When Finley is not researching, he takes time out to write recommendations for past students and to give guest lectures at Stanford and Oberlin. The former Classics professor has also delivered many Commencement speeches, including addresses at Harvard, Wellesley and Smith.
Turning down posts offered by other schools, most professors emeriti remained at Harvard after their retirement because the University and their work here had become the center of their lives.
Since his wife's death two years ago, Finley says that "study has meant everything to me." Finley says he never looked elsewhere for post-retirement employment.
"I don't know what I'd do without this place," the classics expert says, "Harvard is my life, quite purely and simply."
Ford Professor of Social Sciences Emeritus David Riesman '31 says that he considered teaching elsewhere after he was compelled to retire in 1980, but he too feels that Harvard is like home.
"My whole life really revolved around this area and these colleagueships," he says. "No inducements of weather or opulence would tempt me [to leave]."
Since his decision to remain in Cambridge, Riesman has remained busy as ever. Besides researching academic institutions, he serves on the executive board of the Kennedy School and has taken an active role on President Derek C. Bok's panel on evaluating teaching. In 1984, he served on a national commission working to strengthen university presidential leadership.
Despite his multitude of commitments, Riesman still has time to deliver spot lectures, write recommendations, and advise doctoral students. He sums up his retirement by saying, "My life has changed very little."
Between his weekly lecture, Warburg Professor of Economics Emeritus John Kenneth Galbraith still finds time to write more than ever before. "I spent a lot of time writing before [retirement], and I've spent a lot of time writing since," says the 78-year-old former ambassador to India.
During the past twelve years he has written numerous books and narrated a 13-program British Broadcasting Company series based on his book "The Age of Uncertainty," which took three-and-a-half years to produce.
Recently, Galbraith's economic views have scared investors across the country. In the January issue of "The Atlantic Monthly," the famed ecomomics expert wrote an article drawing disturbing parallels between the 1929 bull market and today's roaring stock exchange. The links include the emergence of speculators, the creation of new financial vehicles that rely heavily on debt, and the hero worship of Wall St. financiers.
Retirement Ain't So Bad
Although most of the professors retired on their own accord, none would have done so without continued access to their offices and Harvard facilities.

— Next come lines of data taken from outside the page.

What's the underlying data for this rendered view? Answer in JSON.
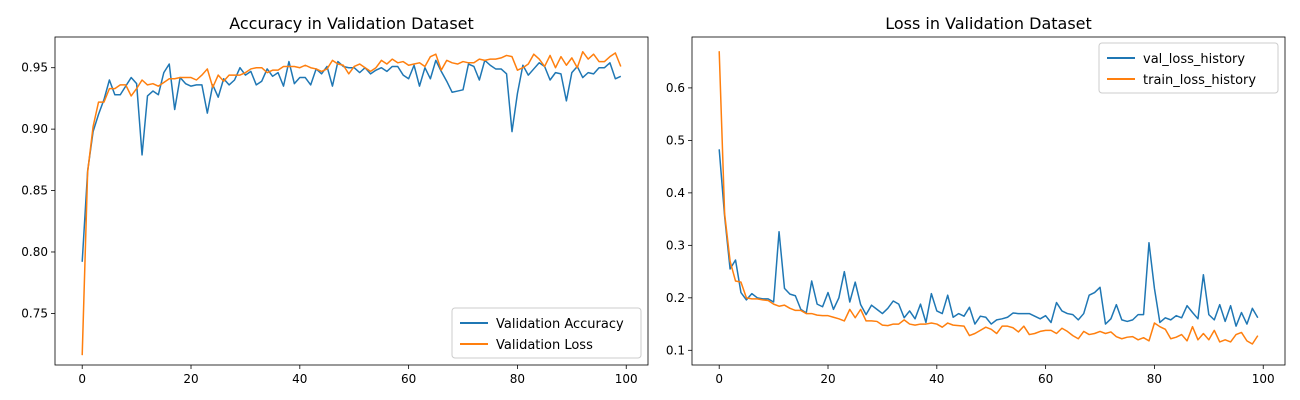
{
  "chart_data": [
    {
      "type": "line",
      "title": "Accuracy in Validation Dataset",
      "xlabel": "",
      "ylabel": "",
      "xlim": [
        -5,
        104
      ],
      "ylim": [
        0.708,
        0.975
      ],
      "x_ticks": [
        0,
        20,
        40,
        60,
        80,
        100
      ],
      "x_tick_labels": [
        "0",
        "20",
        "40",
        "60",
        "80",
        "100"
      ],
      "y_ticks": [
        0.75,
        0.8,
        0.85,
        0.9,
        0.95
      ],
      "y_tick_labels": [
        "0.75",
        "0.80",
        "0.85",
        "0.90",
        "0.95"
      ],
      "grid": false,
      "legend_position": "lower-right",
      "series": [
        {
          "name": "Validation Accuracy",
          "color": "#1f77b4",
          "values": [
            0.792,
            0.866,
            0.898,
            0.912,
            0.924,
            0.94,
            0.928,
            0.928,
            0.935,
            0.942,
            0.937,
            0.879,
            0.927,
            0.931,
            0.928,
            0.946,
            0.953,
            0.916,
            0.942,
            0.937,
            0.935,
            0.936,
            0.936,
            0.913,
            0.936,
            0.926,
            0.941,
            0.936,
            0.94,
            0.95,
            0.944,
            0.947,
            0.936,
            0.939,
            0.949,
            0.943,
            0.946,
            0.935,
            0.955,
            0.937,
            0.942,
            0.942,
            0.936,
            0.949,
            0.945,
            0.951,
            0.935,
            0.955,
            0.951,
            0.95,
            0.95,
            0.946,
            0.95,
            0.945,
            0.948,
            0.95,
            0.947,
            0.951,
            0.951,
            0.944,
            0.941,
            0.952,
            0.935,
            0.95,
            0.941,
            0.956,
            0.947,
            0.939,
            0.93,
            0.931,
            0.932,
            0.953,
            0.951,
            0.94,
            0.956,
            0.952,
            0.949,
            0.949,
            0.945,
            0.898,
            0.929,
            0.952,
            0.944,
            0.949,
            0.954,
            0.951,
            0.94,
            0.946,
            0.945,
            0.923,
            0.946,
            0.951,
            0.942,
            0.946,
            0.945,
            0.95,
            0.95,
            0.954,
            0.941,
            0.943
          ]
        },
        {
          "name": "Validation Loss",
          "color": "#ff7f0e",
          "values": [
            0.716,
            0.865,
            0.902,
            0.922,
            0.922,
            0.933,
            0.933,
            0.936,
            0.936,
            0.927,
            0.933,
            0.94,
            0.936,
            0.937,
            0.935,
            0.938,
            0.941,
            0.941,
            0.942,
            0.942,
            0.942,
            0.94,
            0.944,
            0.949,
            0.934,
            0.944,
            0.939,
            0.944,
            0.944,
            0.944,
            0.946,
            0.949,
            0.95,
            0.95,
            0.946,
            0.948,
            0.948,
            0.951,
            0.951,
            0.951,
            0.95,
            0.952,
            0.95,
            0.949,
            0.947,
            0.949,
            0.956,
            0.953,
            0.952,
            0.945,
            0.951,
            0.953,
            0.95,
            0.947,
            0.95,
            0.956,
            0.953,
            0.957,
            0.954,
            0.955,
            0.952,
            0.953,
            0.954,
            0.951,
            0.959,
            0.961,
            0.948,
            0.956,
            0.954,
            0.953,
            0.955,
            0.954,
            0.954,
            0.957,
            0.956,
            0.957,
            0.957,
            0.958,
            0.96,
            0.959,
            0.948,
            0.95,
            0.953,
            0.961,
            0.957,
            0.951,
            0.96,
            0.95,
            0.959,
            0.952,
            0.958,
            0.95,
            0.963,
            0.957,
            0.961,
            0.955,
            0.955,
            0.959,
            0.962,
            0.951
          ]
        }
      ]
    },
    {
      "type": "line",
      "title": "Loss in Validation Dataset",
      "xlabel": "",
      "ylabel": "",
      "xlim": [
        -5,
        104
      ],
      "ylim": [
        0.072,
        0.697
      ],
      "x_ticks": [
        0,
        20,
        40,
        60,
        80,
        100
      ],
      "x_tick_labels": [
        "0",
        "20",
        "40",
        "60",
        "80",
        "100"
      ],
      "y_ticks": [
        0.1,
        0.2,
        0.3,
        0.4,
        0.5,
        0.6
      ],
      "y_tick_labels": [
        "0.1",
        "0.2",
        "0.3",
        "0.4",
        "0.5",
        "0.6"
      ],
      "grid": false,
      "legend_position": "upper-right",
      "series": [
        {
          "name": "val_loss_history",
          "color": "#1f77b4",
          "values": [
            0.483,
            0.355,
            0.255,
            0.272,
            0.21,
            0.196,
            0.208,
            0.2,
            0.198,
            0.198,
            0.192,
            0.326,
            0.218,
            0.207,
            0.204,
            0.178,
            0.171,
            0.232,
            0.188,
            0.183,
            0.21,
            0.178,
            0.2,
            0.25,
            0.192,
            0.23,
            0.187,
            0.168,
            0.186,
            0.178,
            0.17,
            0.18,
            0.194,
            0.188,
            0.162,
            0.175,
            0.16,
            0.188,
            0.153,
            0.208,
            0.175,
            0.17,
            0.205,
            0.163,
            0.17,
            0.165,
            0.182,
            0.15,
            0.165,
            0.163,
            0.15,
            0.158,
            0.16,
            0.163,
            0.171,
            0.17,
            0.17,
            0.17,
            0.165,
            0.16,
            0.166,
            0.153,
            0.191,
            0.175,
            0.17,
            0.168,
            0.158,
            0.17,
            0.205,
            0.21,
            0.22,
            0.15,
            0.16,
            0.187,
            0.158,
            0.155,
            0.158,
            0.168,
            0.168,
            0.305,
            0.218,
            0.153,
            0.162,
            0.158,
            0.166,
            0.162,
            0.185,
            0.172,
            0.16,
            0.244,
            0.168,
            0.158,
            0.187,
            0.155,
            0.185,
            0.146,
            0.172,
            0.15,
            0.18,
            0.162
          ]
        },
        {
          "name": "train_loss_history",
          "color": "#ff7f0e",
          "values": [
            0.67,
            0.36,
            0.27,
            0.232,
            0.23,
            0.2,
            0.198,
            0.198,
            0.196,
            0.195,
            0.188,
            0.184,
            0.186,
            0.18,
            0.176,
            0.176,
            0.17,
            0.17,
            0.167,
            0.166,
            0.166,
            0.163,
            0.16,
            0.156,
            0.178,
            0.162,
            0.178,
            0.156,
            0.156,
            0.155,
            0.148,
            0.147,
            0.15,
            0.15,
            0.158,
            0.15,
            0.148,
            0.15,
            0.15,
            0.152,
            0.15,
            0.144,
            0.152,
            0.148,
            0.147,
            0.146,
            0.128,
            0.132,
            0.138,
            0.144,
            0.14,
            0.132,
            0.146,
            0.146,
            0.143,
            0.135,
            0.146,
            0.13,
            0.132,
            0.136,
            0.138,
            0.138,
            0.132,
            0.142,
            0.136,
            0.128,
            0.122,
            0.136,
            0.13,
            0.132,
            0.136,
            0.132,
            0.135,
            0.126,
            0.122,
            0.125,
            0.126,
            0.12,
            0.124,
            0.118,
            0.152,
            0.145,
            0.14,
            0.122,
            0.125,
            0.13,
            0.118,
            0.145,
            0.12,
            0.132,
            0.12,
            0.138,
            0.116,
            0.12,
            0.116,
            0.13,
            0.134,
            0.118,
            0.112,
            0.128
          ]
        }
      ]
    }
  ]
}
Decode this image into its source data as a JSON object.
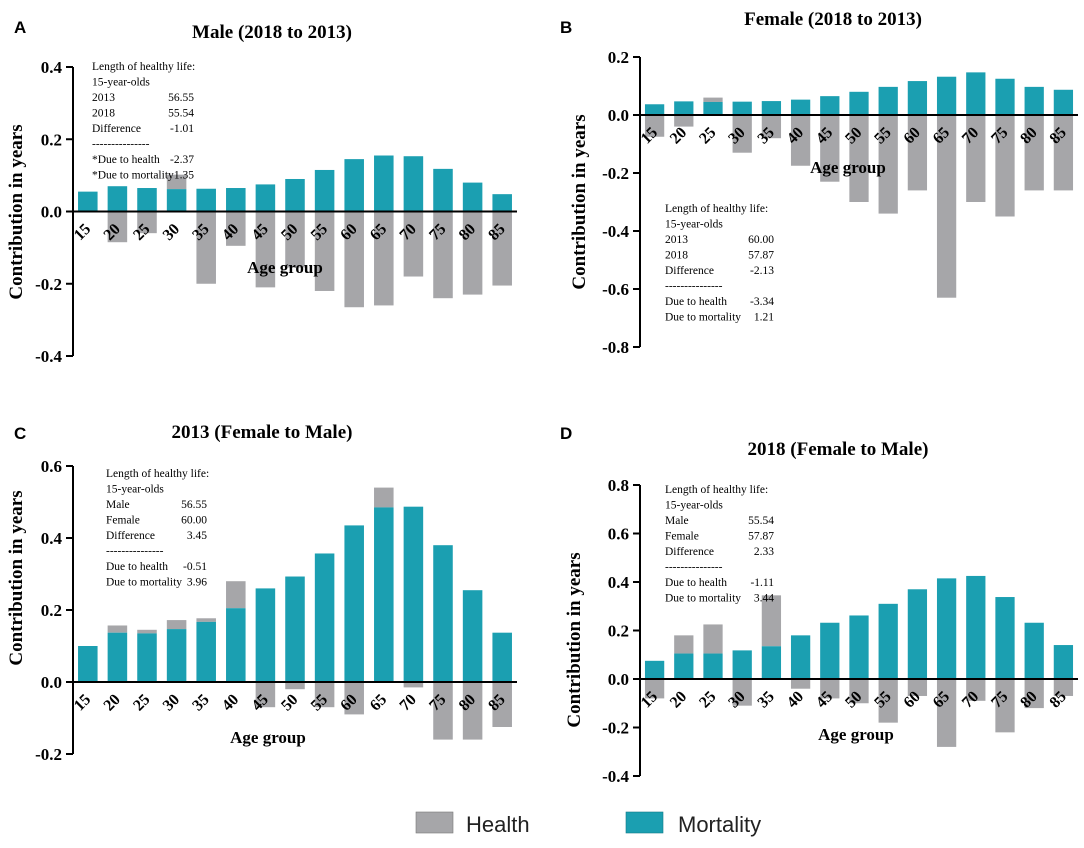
{
  "figure": {
    "legend": [
      {
        "label": "Health",
        "color": "#a6a6a9"
      },
      {
        "label": "Mortality",
        "color": "#1b9fb1"
      }
    ],
    "colors": {
      "health": "#a6a6a9",
      "mortality": "#1b9fb1",
      "axis": "#000000"
    }
  },
  "chart_data": [
    {
      "panel": "A",
      "type": "bar",
      "stacking": "stacked-diverging",
      "title": "Male (2018 to 2013)",
      "xlabel": "Age group",
      "ylabel": "Contribution in years",
      "ylim": [
        -0.4,
        0.4
      ],
      "yticks": [
        -0.4,
        -0.2,
        0.0,
        0.2,
        0.4
      ],
      "ytick_labels": [
        "-0.4",
        "-0.2",
        "0.0",
        "0.2",
        "0.4"
      ],
      "categories": [
        "15",
        "20",
        "25",
        "30",
        "35",
        "40",
        "45",
        "50",
        "55",
        "60",
        "65",
        "70",
        "75",
        "80",
        "85"
      ],
      "series": [
        {
          "name": "Health",
          "values": [
            0.0,
            -0.085,
            -0.06,
            0.04,
            -0.2,
            -0.095,
            -0.21,
            -0.155,
            -0.22,
            -0.265,
            -0.26,
            -0.18,
            -0.24,
            -0.23,
            -0.205
          ]
        },
        {
          "name": "Mortality",
          "values": [
            0.055,
            0.07,
            0.065,
            0.062,
            0.063,
            0.065,
            0.075,
            0.09,
            0.115,
            0.145,
            0.155,
            0.153,
            0.118,
            0.08,
            0.048
          ]
        }
      ],
      "annotation": [
        {
          "label": "Length of healthy life:",
          "value": ""
        },
        {
          "label": "15-year-olds",
          "value": ""
        },
        {
          "label": "2013",
          "value": "56.55"
        },
        {
          "label": "2018",
          "value": "55.54"
        },
        {
          "label": "Difference",
          "value": "-1.01"
        },
        {
          "label": "---------------",
          "value": ""
        },
        {
          "label": "*Due to health",
          "value": "-2.37"
        },
        {
          "label": "*Due to mortality",
          "value": "1.35"
        }
      ]
    },
    {
      "panel": "B",
      "type": "bar",
      "stacking": "stacked-diverging",
      "title": "Female (2018 to 2013)",
      "xlabel": "Age group",
      "ylabel": "Contribution in years",
      "ylim": [
        -0.8,
        0.2
      ],
      "yticks": [
        -0.8,
        -0.6,
        -0.4,
        -0.2,
        0.0,
        0.2
      ],
      "ytick_labels": [
        "-0.8",
        "-0.6",
        "-0.4",
        "-0.2",
        "0.0",
        "0.2"
      ],
      "categories": [
        "15",
        "20",
        "25",
        "30",
        "35",
        "40",
        "45",
        "50",
        "55",
        "60",
        "65",
        "70",
        "75",
        "80",
        "85"
      ],
      "series": [
        {
          "name": "Health",
          "values": [
            -0.075,
            -0.04,
            0.015,
            -0.13,
            -0.08,
            -0.175,
            -0.23,
            -0.3,
            -0.34,
            -0.26,
            -0.63,
            -0.3,
            -0.35,
            -0.26,
            -0.26
          ]
        },
        {
          "name": "Mortality",
          "values": [
            0.037,
            0.047,
            0.045,
            0.046,
            0.048,
            0.053,
            0.065,
            0.08,
            0.097,
            0.117,
            0.132,
            0.147,
            0.125,
            0.097,
            0.087
          ]
        }
      ],
      "annotation": [
        {
          "label": "Length of healthy life:",
          "value": ""
        },
        {
          "label": "15-year-olds",
          "value": ""
        },
        {
          "label": "2013",
          "value": "60.00"
        },
        {
          "label": "2018",
          "value": "57.87"
        },
        {
          "label": "Difference",
          "value": "-2.13"
        },
        {
          "label": "---------------",
          "value": ""
        },
        {
          "label": "Due to health",
          "value": "-3.34"
        },
        {
          "label": "Due to mortality",
          "value": "1.21"
        }
      ]
    },
    {
      "panel": "C",
      "type": "bar",
      "stacking": "stacked-diverging",
      "title": "2013 (Female to Male)",
      "xlabel": "Age group",
      "ylabel": "Contribution in years",
      "ylim": [
        -0.2,
        0.6
      ],
      "yticks": [
        -0.2,
        0.0,
        0.2,
        0.4,
        0.6
      ],
      "ytick_labels": [
        "-0.2",
        "0.0",
        "0.2",
        "0.4",
        "0.6"
      ],
      "categories": [
        "15",
        "20",
        "25",
        "30",
        "35",
        "40",
        "45",
        "50",
        "55",
        "60",
        "65",
        "70",
        "75",
        "80",
        "85"
      ],
      "series": [
        {
          "name": "Health",
          "values": [
            0.0,
            0.02,
            0.01,
            0.025,
            0.01,
            0.075,
            -0.07,
            -0.02,
            -0.07,
            -0.09,
            0.055,
            -0.015,
            -0.16,
            -0.16,
            -0.125
          ]
        },
        {
          "name": "Mortality",
          "values": [
            0.1,
            0.137,
            0.135,
            0.147,
            0.167,
            0.205,
            0.26,
            0.293,
            0.357,
            0.435,
            0.485,
            0.487,
            0.38,
            0.255,
            0.137
          ]
        }
      ],
      "annotation": [
        {
          "label": "Length of healthy life:",
          "value": ""
        },
        {
          "label": "15-year-olds",
          "value": ""
        },
        {
          "label": "Male",
          "value": "56.55"
        },
        {
          "label": "Female",
          "value": "60.00"
        },
        {
          "label": "Difference",
          "value": "3.45"
        },
        {
          "label": "---------------",
          "value": ""
        },
        {
          "label": "Due to health",
          "value": "-0.51"
        },
        {
          "label": "Due to mortality",
          "value": "3.96"
        }
      ]
    },
    {
      "panel": "D",
      "type": "bar",
      "stacking": "stacked-diverging",
      "title": "2018 (Female to Male)",
      "xlabel": "Age group",
      "ylabel": "Contribution in years",
      "ylim": [
        -0.4,
        0.8
      ],
      "yticks": [
        -0.4,
        -0.2,
        0.0,
        0.2,
        0.4,
        0.6,
        0.8
      ],
      "ytick_labels": [
        "-0.4",
        "-0.2",
        "0.0",
        "0.2",
        "0.4",
        "0.6",
        "0.8"
      ],
      "categories": [
        "15",
        "20",
        "25",
        "30",
        "35",
        "40",
        "45",
        "50",
        "55",
        "60",
        "65",
        "70",
        "75",
        "80",
        "85"
      ],
      "series": [
        {
          "name": "Health",
          "values": [
            -0.08,
            0.075,
            0.12,
            -0.11,
            0.21,
            -0.04,
            -0.08,
            -0.1,
            -0.18,
            -0.07,
            -0.28,
            -0.09,
            -0.22,
            -0.12,
            -0.07
          ]
        },
        {
          "name": "Mortality",
          "values": [
            0.075,
            0.105,
            0.105,
            0.118,
            0.135,
            0.18,
            0.232,
            0.262,
            0.31,
            0.37,
            0.415,
            0.425,
            0.338,
            0.232,
            0.14
          ]
        }
      ],
      "annotation": [
        {
          "label": "Length of healthy life:",
          "value": ""
        },
        {
          "label": "15-year-olds",
          "value": ""
        },
        {
          "label": "Male",
          "value": "55.54"
        },
        {
          "label": "Female",
          "value": "57.87"
        },
        {
          "label": "Difference",
          "value": "2.33"
        },
        {
          "label": "---------------",
          "value": ""
        },
        {
          "label": "Due to health",
          "value": "-1.11"
        },
        {
          "label": "Due to mortality",
          "value": "3.44"
        }
      ]
    }
  ]
}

"The key to a fair and rewarding outcome is the offering of an opportunity to retired professors to continue research and writing," says Freund, who has a large office just to the left of the entrance on the ground floor of Langdell Hall. From this room cluttered with tons of law papers, magazines, and books, Freund has a ground-level view of Holmes Field.
"The privilege of retaining one's office and access to research facilities makes all the difference," he says.